Let,
t → Instantaneous time
\( \vec{v} \) → Velocity in x-direction
\( \vec{x} \) → Instantaneous position
\( \vec{x_0} \)→ Initial position
The relationship between Eulerian and Lagrangian approaches for velocity in x direction is given by _______
a) \( \vec{v}(t, \vec{x}(\vec{x_0}, t)) = \frac{\partial \vec{x} (\vec{x_0}, t)}{\partial t} \)
b) \( \vec{v}(t, \vec{x}(\vec{x_0}, t)) = \frac{\partial \vec{x_0} (\vec{x}, t)}{\partial t} \)
c) \( \vec{v}(t, \vec{x_0}(\vec{x}, t)) = \frac{\partial \vec{x} (\vec{x_0}, t)}{\partial t} \)
d) \( \vec{v}(t, \vec{x_0}(\vec{x}, t)) = \frac{\partial \vec{x_0} (\vec{x}, t)}{\partial t} \)

Answer: a
Explanation: Location at any instantaneous time is
\(\vec{x}(\vec{x_0}, t) \)
Velocity of fluid flow in Lagrangian approach is
\( \frac{\partial \vec{x}(\vec{x_0}, t)}{\partial t}\)

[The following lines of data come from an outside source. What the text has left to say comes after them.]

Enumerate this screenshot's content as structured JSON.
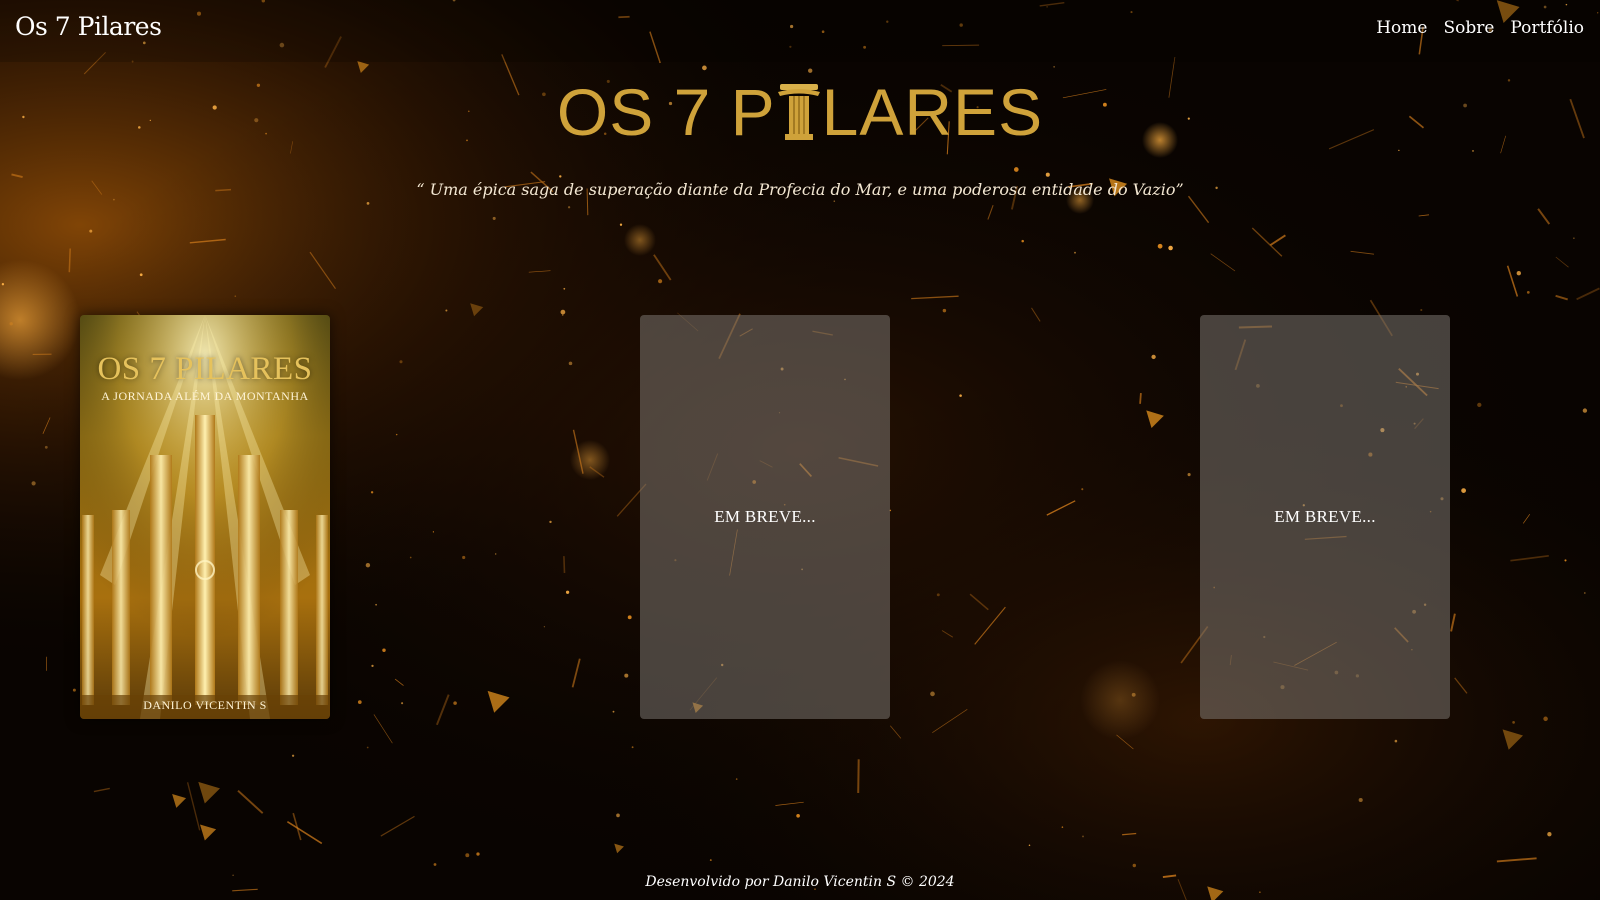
{
  "header": {
    "brand": "Os 7 Pilares",
    "nav": [
      "Home",
      "Sobre",
      "Portfólio"
    ]
  },
  "hero": {
    "logo_before": "OS 7 P",
    "logo_after": "LARES",
    "tagline": "“ Uma épica saga de superação diante da Profecia do Mar, e uma poderosa entidade do Vazio”"
  },
  "books": {
    "cover": {
      "title": "OS 7 PILARES",
      "subtitle": "A JORNADA ALÉM DA MONTANHA",
      "author": "DANILO VICENTIN S"
    },
    "soon_1": "EM BREVE...",
    "soon_2": "EM BREVE..."
  },
  "footer": {
    "credit": "Desenvolvido por Danilo Vicentin S © 2024"
  },
  "colors": {
    "background": "#090401",
    "accent_gold": "#cfa23a",
    "ember_orange": "#e08a1e",
    "soon_card": "#7a7470"
  },
  "icons": {
    "logo_i": "pillar-icon"
  }
}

Velocity of fluid flow in Eulerian approach is
\( \vec{x}(t, \vec{x} (\vec{x_0}, t)) \)
The relationship between the approaches is
\(\vec{x}(t, \vec{x} (\vec{x_0}, t)) = \frac{\partial \vec{x}(\vec{x_0}, t)}{\partial t} \).